Date12-Apr-2010 ~ 14-Apr-2010
SummaryRegression (continuous data) and Classification Trees (ordinal data) are types of decision tree learning allowing for classifying patterns in complex datasets and are becoming increasingly popular method in evolutionary and ecological research, e.g. extinction risk and body size evolution. The ultimate goal of these approaches is to create a model that predicts the value of a target variable based on several input variables. These approaches differ from traditionally multivariate analyses and clustering. A tree functions in an hierarchical arrangement; data flowing "down" a tree encounter one decision at a time until a terminal node is reached.
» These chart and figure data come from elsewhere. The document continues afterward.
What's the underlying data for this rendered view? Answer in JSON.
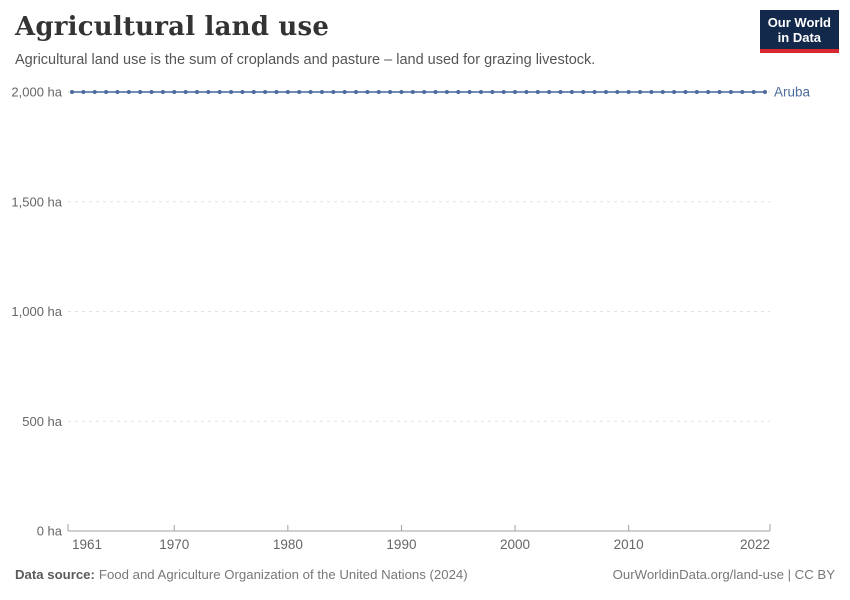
{
  "header": {
    "title": "Agricultural land use",
    "subtitle": "Agricultural land use is the sum of croplands and pasture – land used for grazing livestock.",
    "logo": {
      "line1": "Our World",
      "line2": "in Data"
    }
  },
  "chart_data": {
    "type": "line",
    "title": "Agricultural land use",
    "unit": "ha",
    "grid": true,
    "ylim": [
      0,
      2000
    ],
    "yticks": [
      {
        "value": 0,
        "label": "0 ha"
      },
      {
        "value": 500,
        "label": "500 ha"
      },
      {
        "value": 1000,
        "label": "1,000 ha"
      },
      {
        "value": 1500,
        "label": "1,500 ha"
      },
      {
        "value": 2000,
        "label": "2,000 ha"
      }
    ],
    "xticks": [
      1961,
      1970,
      1980,
      1990,
      2000,
      2010,
      2022
    ],
    "x": [
      1961,
      1962,
      1963,
      1964,
      1965,
      1966,
      1967,
      1968,
      1969,
      1970,
      1971,
      1972,
      1973,
      1974,
      1975,
      1976,
      1977,
      1978,
      1979,
      1980,
      1981,
      1982,
      1983,
      1984,
      1985,
      1986,
      1987,
      1988,
      1989,
      1990,
      1991,
      1992,
      1993,
      1994,
      1995,
      1996,
      1997,
      1998,
      1999,
      2000,
      2001,
      2002,
      2003,
      2004,
      2005,
      2006,
      2007,
      2008,
      2009,
      2010,
      2011,
      2012,
      2013,
      2014,
      2015,
      2016,
      2017,
      2018,
      2019,
      2020,
      2021,
      2022
    ],
    "series": [
      {
        "name": "Aruba",
        "color": "#4C6A9C",
        "line_color": "#5B7BAD",
        "values": [
          2000,
          2000,
          2000,
          2000,
          2000,
          2000,
          2000,
          2000,
          2000,
          2000,
          2000,
          2000,
          2000,
          2000,
          2000,
          2000,
          2000,
          2000,
          2000,
          2000,
          2000,
          2000,
          2000,
          2000,
          2000,
          2000,
          2000,
          2000,
          2000,
          2000,
          2000,
          2000,
          2000,
          2000,
          2000,
          2000,
          2000,
          2000,
          2000,
          2000,
          2000,
          2000,
          2000,
          2000,
          2000,
          2000,
          2000,
          2000,
          2000,
          2000,
          2000,
          2000,
          2000,
          2000,
          2000,
          2000,
          2000,
          2000,
          2000,
          2000,
          2000,
          2000
        ]
      }
    ],
    "colors": {
      "grid": "#e2e2e2",
      "axis": "#a1a1a1",
      "tick_text": "#666666"
    },
    "legend_position": "right-of-line"
  },
  "footer": {
    "source_label": "Data source:",
    "source_text": "Food and Agriculture Organization of the United Nations (2024)",
    "link": "OurWorldinData.org/land-use | CC BY"
  }
}
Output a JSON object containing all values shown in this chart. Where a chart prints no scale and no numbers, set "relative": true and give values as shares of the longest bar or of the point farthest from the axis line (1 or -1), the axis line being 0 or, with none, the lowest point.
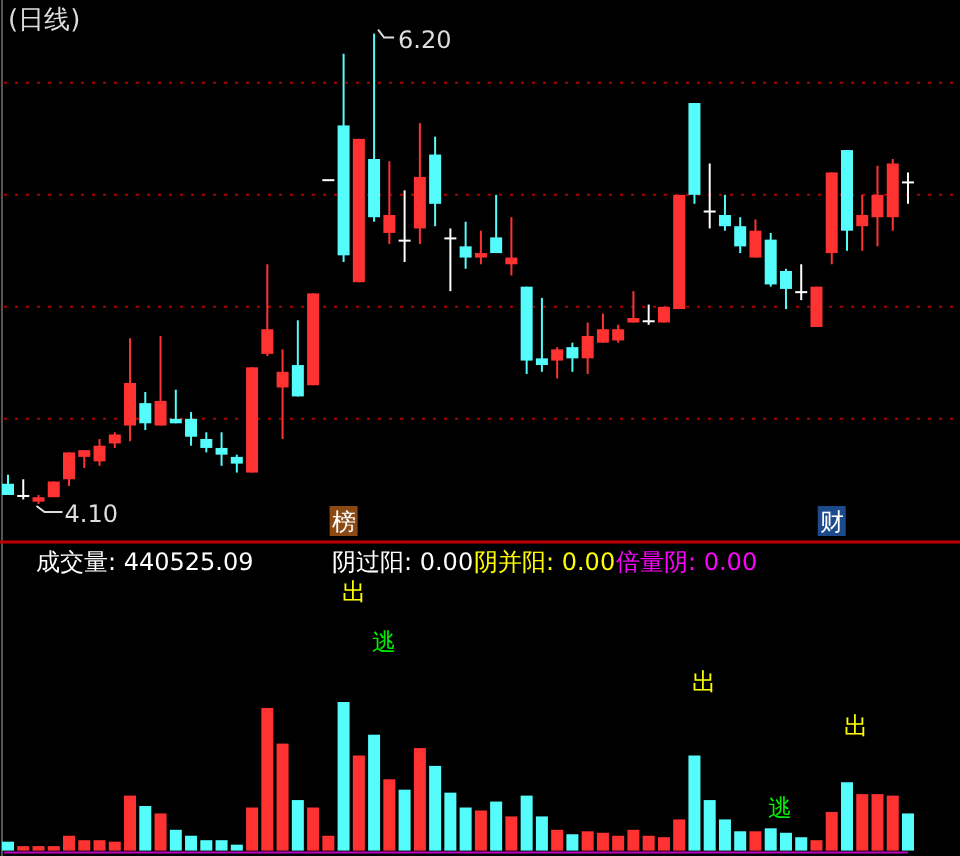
{
  "chart_data": [
    {
      "type": "candlestick",
      "title": "(日线)",
      "categories": [
        null,
        null,
        null,
        null,
        null,
        null,
        null,
        null,
        null,
        null,
        null,
        null,
        null,
        null,
        null,
        null,
        null,
        null,
        null,
        null,
        null,
        null,
        null,
        null,
        null,
        null,
        null,
        null,
        null,
        null,
        null,
        null,
        null,
        null,
        null,
        null,
        null,
        null,
        null,
        null,
        null,
        null,
        null,
        null,
        null,
        null,
        null,
        null,
        null,
        null,
        null,
        null,
        null,
        null,
        null,
        null,
        null,
        null,
        null,
        null
      ],
      "ohlc": [
        [
          4.19,
          4.23,
          4.14,
          4.14
        ],
        [
          4.14,
          4.21,
          4.12,
          4.14
        ],
        [
          4.11,
          4.14,
          4.1,
          4.13
        ],
        [
          4.13,
          4.2,
          4.13,
          4.2
        ],
        [
          4.21,
          4.33,
          4.18,
          4.33
        ],
        [
          4.31,
          4.34,
          4.26,
          4.34
        ],
        [
          4.29,
          4.39,
          4.27,
          4.36
        ],
        [
          4.37,
          4.42,
          4.35,
          4.41
        ],
        [
          4.45,
          4.84,
          4.38,
          4.64
        ],
        [
          4.55,
          4.6,
          4.43,
          4.46
        ],
        [
          4.45,
          4.85,
          4.45,
          4.56
        ],
        [
          4.48,
          4.61,
          4.46,
          4.46
        ],
        [
          4.48,
          4.51,
          4.36,
          4.4
        ],
        [
          4.39,
          4.42,
          4.33,
          4.35
        ],
        [
          4.35,
          4.42,
          4.27,
          4.32
        ],
        [
          4.31,
          4.32,
          4.24,
          4.28
        ],
        [
          4.24,
          4.71,
          4.24,
          4.71
        ],
        [
          4.77,
          5.17,
          4.76,
          4.88
        ],
        [
          4.62,
          4.79,
          4.39,
          4.69
        ],
        [
          4.72,
          4.92,
          4.58,
          4.58
        ],
        [
          4.63,
          5.04,
          4.63,
          5.04
        ],
        [
          5.55,
          5.55,
          5.55,
          5.55
        ],
        [
          5.79,
          6.11,
          5.18,
          5.21
        ],
        [
          5.09,
          5.73,
          5.09,
          5.73
        ],
        [
          5.64,
          6.2,
          5.36,
          5.38
        ],
        [
          5.31,
          5.63,
          5.26,
          5.39
        ],
        [
          5.28,
          5.5,
          5.18,
          5.28
        ],
        [
          5.33,
          5.8,
          5.26,
          5.56
        ],
        [
          5.66,
          5.74,
          5.34,
          5.44
        ],
        [
          5.29,
          5.33,
          5.05,
          5.29
        ],
        [
          5.25,
          5.36,
          5.15,
          5.2
        ],
        [
          5.2,
          5.32,
          5.17,
          5.22
        ],
        [
          5.29,
          5.48,
          5.22,
          5.22
        ],
        [
          5.17,
          5.38,
          5.12,
          5.2
        ],
        [
          5.07,
          5.07,
          4.68,
          4.74
        ],
        [
          4.75,
          5.02,
          4.69,
          4.72
        ],
        [
          4.74,
          4.8,
          4.66,
          4.79
        ],
        [
          4.8,
          4.82,
          4.69,
          4.75
        ],
        [
          4.75,
          4.91,
          4.68,
          4.85
        ],
        [
          4.82,
          4.95,
          4.82,
          4.88
        ],
        [
          4.83,
          4.9,
          4.82,
          4.88
        ],
        [
          4.91,
          5.05,
          4.91,
          4.93
        ],
        [
          4.92,
          4.99,
          4.9,
          4.92
        ],
        [
          4.91,
          4.98,
          4.91,
          4.98
        ],
        [
          4.97,
          5.48,
          4.97,
          5.48
        ],
        [
          5.89,
          5.89,
          5.44,
          5.48
        ],
        [
          5.41,
          5.62,
          5.33,
          5.41
        ],
        [
          5.39,
          5.48,
          5.32,
          5.34
        ],
        [
          5.34,
          5.38,
          5.22,
          5.25
        ],
        [
          5.2,
          5.37,
          5.2,
          5.32
        ],
        [
          5.28,
          5.31,
          5.07,
          5.08
        ],
        [
          5.14,
          5.15,
          4.97,
          5.06
        ],
        [
          5.05,
          5.17,
          5.01,
          5.05
        ],
        [
          4.89,
          5.07,
          4.89,
          5.07
        ],
        [
          5.22,
          5.58,
          5.17,
          5.58
        ],
        [
          5.68,
          5.68,
          5.23,
          5.32
        ],
        [
          5.34,
          5.48,
          5.23,
          5.39
        ],
        [
          5.38,
          5.61,
          5.25,
          5.48
        ],
        [
          5.38,
          5.64,
          5.32,
          5.62
        ],
        [
          5.54,
          5.58,
          5.44,
          5.54
        ]
      ],
      "colors": [
        "#54fcfc",
        "#ffffff",
        "#ff3232",
        "#ff3232",
        "#ff3232",
        "#ff3232",
        "#ff3232",
        "#ff3232",
        "#ff3232",
        "#54fcfc",
        "#ff3232",
        "#54fcfc",
        "#54fcfc",
        "#54fcfc",
        "#54fcfc",
        "#54fcfc",
        "#ff3232",
        "#ff3232",
        "#ff3232",
        "#54fcfc",
        "#ff3232",
        "#ffffff",
        "#54fcfc",
        "#ff3232",
        "#54fcfc",
        "#ff3232",
        "#ffffff",
        "#ff3232",
        "#54fcfc",
        "#ffffff",
        "#54fcfc",
        "#ff3232",
        "#54fcfc",
        "#ff3232",
        "#54fcfc",
        "#54fcfc",
        "#ff3232",
        "#54fcfc",
        "#ff3232",
        "#ff3232",
        "#ff3232",
        "#ff3232",
        "#ffffff",
        "#ff3232",
        "#ff3232",
        "#54fcfc",
        "#ffffff",
        "#54fcfc",
        "#54fcfc",
        "#ff3232",
        "#54fcfc",
        "#54fcfc",
        "#ffffff",
        "#ff3232",
        "#ff3232",
        "#54fcfc",
        "#ff3232",
        "#ff3232",
        "#ff3232",
        "#ffffff"
      ],
      "ylim": [
        3.93,
        6.35
      ],
      "yticks": [
        {
          "value": 4.48,
          "label": null
        },
        {
          "value": 4.98,
          "label": null
        },
        {
          "value": 5.48,
          "label": null
        },
        {
          "value": 5.98,
          "label": null
        }
      ],
      "grid": "y",
      "tick_labels": false,
      "annotations": [
        "6.20",
        "4.10",
        "榜",
        "财"
      ]
    },
    {
      "type": "bar",
      "relative": true,
      "tick_labels": false,
      "categories": [
        null,
        null,
        null,
        null,
        null,
        null,
        null,
        null,
        null,
        null,
        null,
        null,
        null,
        null,
        null,
        null,
        null,
        null,
        null,
        null,
        null,
        null,
        null,
        null,
        null,
        null,
        null,
        null,
        null,
        null,
        null,
        null,
        null,
        null,
        null,
        null,
        null,
        null,
        null,
        null,
        null,
        null,
        null,
        null,
        null,
        null,
        null,
        null,
        null,
        null,
        null,
        null,
        null,
        null,
        null,
        null,
        null,
        null,
        null,
        null
      ],
      "values": [
        0.06,
        0.03,
        0.03,
        0.03,
        0.1,
        0.07,
        0.07,
        0.06,
        0.37,
        0.3,
        0.25,
        0.14,
        0.1,
        0.07,
        0.07,
        0.04,
        0.29,
        0.96,
        0.72,
        0.34,
        0.29,
        0.1,
        1,
        0.64,
        0.78,
        0.48,
        0.41,
        0.69,
        0.57,
        0.39,
        0.29,
        0.27,
        0.33,
        0.23,
        0.37,
        0.23,
        0.14,
        0.11,
        0.13,
        0.12,
        0.1,
        0.14,
        0.1,
        0.09,
        0.21,
        0.64,
        0.34,
        0.21,
        0.13,
        0.13,
        0.15,
        0.12,
        0.09,
        0.07,
        0.26,
        0.46,
        0.38,
        0.38,
        0.37,
        0.25
      ],
      "colors": [
        "#54fcfc",
        "#ff3232",
        "#ff3232",
        "#ff3232",
        "#ff3232",
        "#ff3232",
        "#ff3232",
        "#ff3232",
        "#ff3232",
        "#54fcfc",
        "#ff3232",
        "#54fcfc",
        "#54fcfc",
        "#54fcfc",
        "#54fcfc",
        "#54fcfc",
        "#ff3232",
        "#ff3232",
        "#ff3232",
        "#54fcfc",
        "#ff3232",
        "#ff3232",
        "#54fcfc",
        "#ff3232",
        "#54fcfc",
        "#ff3232",
        "#54fcfc",
        "#ff3232",
        "#54fcfc",
        "#54fcfc",
        "#54fcfc",
        "#ff3232",
        "#54fcfc",
        "#ff3232",
        "#54fcfc",
        "#54fcfc",
        "#ff3232",
        "#54fcfc",
        "#ff3232",
        "#ff3232",
        "#ff3232",
        "#ff3232",
        "#ff3232",
        "#ff3232",
        "#ff3232",
        "#54fcfc",
        "#54fcfc",
        "#54fcfc",
        "#54fcfc",
        "#ff3232",
        "#54fcfc",
        "#54fcfc",
        "#54fcfc",
        "#ff3232",
        "#ff3232",
        "#54fcfc",
        "#ff3232",
        "#ff3232",
        "#ff3232",
        "#54fcfc"
      ],
      "annotations": [
        "成交量: 440525.09",
        "阴过阳: 0.00",
        "阴并阳: 0.00",
        "倍量阴: 0.00",
        "出",
        "逃",
        "出",
        "出",
        "逃"
      ]
    }
  ]
}
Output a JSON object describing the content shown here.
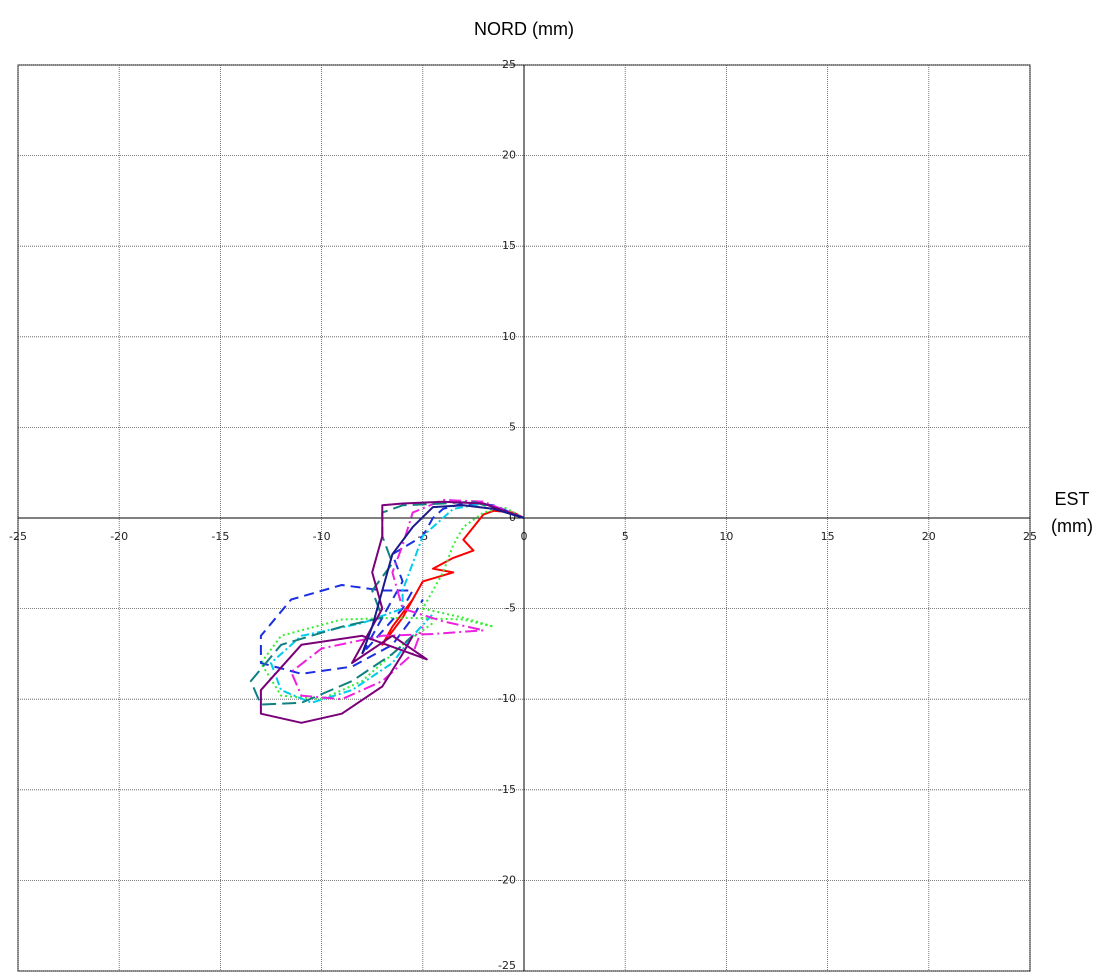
{
  "chart_data": {
    "type": "line",
    "title": "NORD (mm)",
    "x_label_lines": [
      "EST",
      "(mm)"
    ],
    "xlim": [
      -25,
      25
    ],
    "ylim": [
      -25,
      25
    ],
    "xticks": [
      -25,
      -20,
      -15,
      -10,
      -5,
      0,
      5,
      10,
      15,
      20,
      25
    ],
    "yticks": [
      25,
      20,
      15,
      10,
      5,
      0,
      -5,
      -10,
      -15,
      -20,
      -25
    ],
    "grid": true,
    "series": [
      {
        "color": "#ff0000",
        "dash": "none",
        "x": [
          0,
          -0.5,
          -1.5,
          -2,
          -2.5,
          -3,
          -2.5,
          -3.5,
          -4.5,
          -3.5,
          -5,
          -5.5,
          -6.5,
          -7,
          -6,
          -5.5
        ],
        "values": [
          0,
          0.3,
          0.4,
          0.2,
          -0.5,
          -1.2,
          -1.8,
          -2.2,
          -2.8,
          -3,
          -3.5,
          -4.5,
          -6,
          -7,
          -5.5,
          -4.5
        ]
      },
      {
        "color": "#33ee33",
        "dash": "2,3",
        "x": [
          0,
          -1,
          -2,
          -3,
          -3.5,
          -4,
          -4.5,
          -5,
          -3,
          -1.5,
          -3,
          -6,
          -9,
          -12,
          -13,
          -12,
          -10,
          -8,
          -6,
          -4.5
        ],
        "values": [
          0,
          0.6,
          0.3,
          -0.5,
          -1.5,
          -3,
          -4,
          -5,
          -5.5,
          -6,
          -5.6,
          -5.5,
          -5.6,
          -6.5,
          -8,
          -9.8,
          -10,
          -9,
          -7,
          -5.8
        ]
      },
      {
        "color": "#1a2fe0",
        "dash": "10,6",
        "x": [
          0,
          -1.5,
          -3,
          -4,
          -4.5,
          -5,
          -6.5,
          -6,
          -7,
          -8,
          -6,
          -5.5,
          -7,
          -9,
          -11.5,
          -13,
          -13,
          -11,
          -8.5,
          -6.5,
          -5.5,
          -5
        ],
        "values": [
          0,
          0.7,
          0.8,
          0.5,
          0,
          -1,
          -2,
          -3.5,
          -5.5,
          -7.5,
          -5,
          -4,
          -4,
          -3.7,
          -4.5,
          -6.5,
          -8,
          -8.6,
          -8.2,
          -7,
          -5.5,
          -4.5
        ]
      },
      {
        "color": "#00ccee",
        "dash": "8,3,2,3",
        "x": [
          0,
          -2,
          -3.5,
          -5,
          -5.5,
          -6,
          -6,
          -8,
          -11,
          -12.5,
          -12,
          -10.5,
          -8.5,
          -6.5,
          -5.5,
          -4.5
        ],
        "values": [
          0,
          0.8,
          0.5,
          -1,
          -2.5,
          -4,
          -5,
          -5.8,
          -6.5,
          -8,
          -9.5,
          -10.2,
          -9.5,
          -8,
          -6.5,
          -5.3
        ]
      },
      {
        "color": "#ee22dd",
        "dash": "12,4,2,4",
        "x": [
          0,
          -2,
          -4,
          -5.5,
          -6,
          -6.5,
          -6,
          -4,
          -2,
          -4.5,
          -7,
          -10,
          -11.5,
          -11,
          -9,
          -7,
          -5.5,
          -5
        ],
        "values": [
          0,
          0.9,
          1,
          0.3,
          -1.5,
          -3,
          -5,
          -5.7,
          -6.2,
          -6.4,
          -6.5,
          -7.2,
          -8.5,
          -9.8,
          -10,
          -9,
          -7.5,
          -6
        ]
      },
      {
        "color": "#108080",
        "dash": "14,6",
        "x": [
          0,
          -2.5,
          -4,
          -6,
          -7,
          -7,
          -6.5,
          -7.5,
          -7,
          -9,
          -12,
          -13.5,
          -13,
          -11,
          -8.5,
          -6.5,
          -5.5
        ],
        "values": [
          0,
          0.9,
          0.8,
          0.7,
          0.3,
          -1,
          -2.5,
          -4,
          -5.5,
          -6,
          -7,
          -9,
          -10.3,
          -10.2,
          -9,
          -7.5,
          -6.5
        ]
      },
      {
        "color": "#7a007a",
        "dash": "none",
        "x": [
          0,
          -2,
          -4,
          -6,
          -7,
          -7,
          -7.5,
          -7,
          -8.5,
          -6.5,
          -4.8,
          -8,
          -11,
          -13,
          -13,
          -11,
          -9,
          -7,
          -6,
          -5.5
        ],
        "values": [
          0,
          0.8,
          0.9,
          0.8,
          0.7,
          -1,
          -3,
          -5,
          -8,
          -6.5,
          -7.8,
          -6.5,
          -7,
          -9.5,
          -10.8,
          -11.3,
          -10.8,
          -9.3,
          -7.5,
          -6.5
        ]
      },
      {
        "color": "#1a1a8a",
        "dash": "none",
        "x": [
          0,
          -1.5,
          -3,
          -4.5,
          -5.5,
          -6.5,
          -7,
          -7.5,
          -8
        ],
        "values": [
          0,
          0.5,
          0.7,
          0.6,
          -0.5,
          -2,
          -4,
          -6,
          -7.5
        ]
      }
    ]
  }
}
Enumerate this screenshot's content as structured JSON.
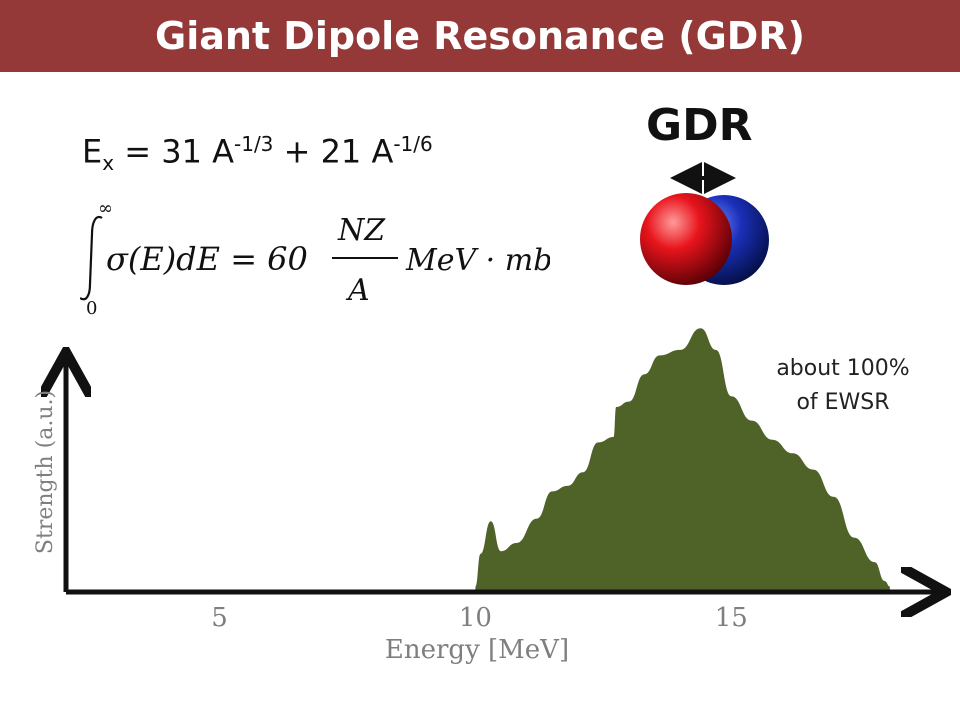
{
  "title": "Giant Dipole Resonance (GDR)",
  "colors": {
    "title_bar": "#953838",
    "resonance_fill": "#4f6228",
    "proton_sphere": "#e8141c",
    "neutron_sphere": "#1a2fb8",
    "axis": "#111111",
    "axis_text": "#7f7f7f"
  },
  "formula_ex": {
    "lhs": "E",
    "lhs_sub": "x",
    "part1": " = 31 A",
    "exp1": "-1/3",
    "part2": " + 21 A",
    "exp2": "-1/6"
  },
  "sum_rule": {
    "upper_limit": "∞",
    "lower_limit": "0",
    "integrand": "σ(E)dE = 60",
    "numerator": "NZ",
    "denominator": "A",
    "units": "MeV · mb"
  },
  "gdr_label": "GDR",
  "nucleus_icon": "proton-neutron-spheres-oscillating",
  "ewsr_note": [
    "about 100%",
    "of EWSR"
  ],
  "chart_data": {
    "type": "area",
    "xlabel": "Energy [MeV]",
    "ylabel": "Strength (a.u.)",
    "xlim": [
      2,
      19
    ],
    "ylim": [
      0,
      1
    ],
    "xticks": [
      5,
      10,
      15
    ],
    "grid": false,
    "legend": "none",
    "x": [
      10.0,
      10.1,
      10.3,
      10.5,
      10.8,
      11.2,
      11.5,
      11.8,
      12.1,
      12.4,
      12.7,
      12.75,
      13.0,
      13.3,
      13.6,
      14.0,
      14.4,
      14.7,
      15.0,
      15.4,
      15.8,
      16.2,
      16.6,
      17.0,
      17.4,
      17.8,
      18.0,
      18.1
    ],
    "y": [
      0.02,
      0.14,
      0.26,
      0.15,
      0.18,
      0.27,
      0.37,
      0.39,
      0.44,
      0.55,
      0.57,
      0.68,
      0.7,
      0.8,
      0.87,
      0.89,
      0.97,
      0.89,
      0.72,
      0.63,
      0.56,
      0.51,
      0.45,
      0.35,
      0.2,
      0.11,
      0.04,
      0.02
    ]
  }
}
A particular variable, and only one at a time, enters the calculation only when it is required at a particular decision node. In contrast, in multivariate analyses and clustering all critical variables are input, often yielding complex and uninterpretable results.“Decision trees are popular because they represent information in a way that is intuitive and easy to visualize, and have several other advantageous properties. Preparation of candidate predictors is simplified because predictor variables can be of any type (numeric, binary, categorical, etc.), model outcomes are unaffected by monotone transformations and differing scales of measurement among predictors, and irrelevant predictors are seldom selected. Trees are insensitive to outliers, and can accommodate missing data in predictor variable” Elith et al. (2008, J. of Animal Ecology. The a 3-day workshop will be held at NESCent in the spring by Richard Cutler (Utah State University). The course will provide both theory and applied analytical/software training. The end result is that participants should be provided with a toolkit to utilize regression/classification trees in their own research.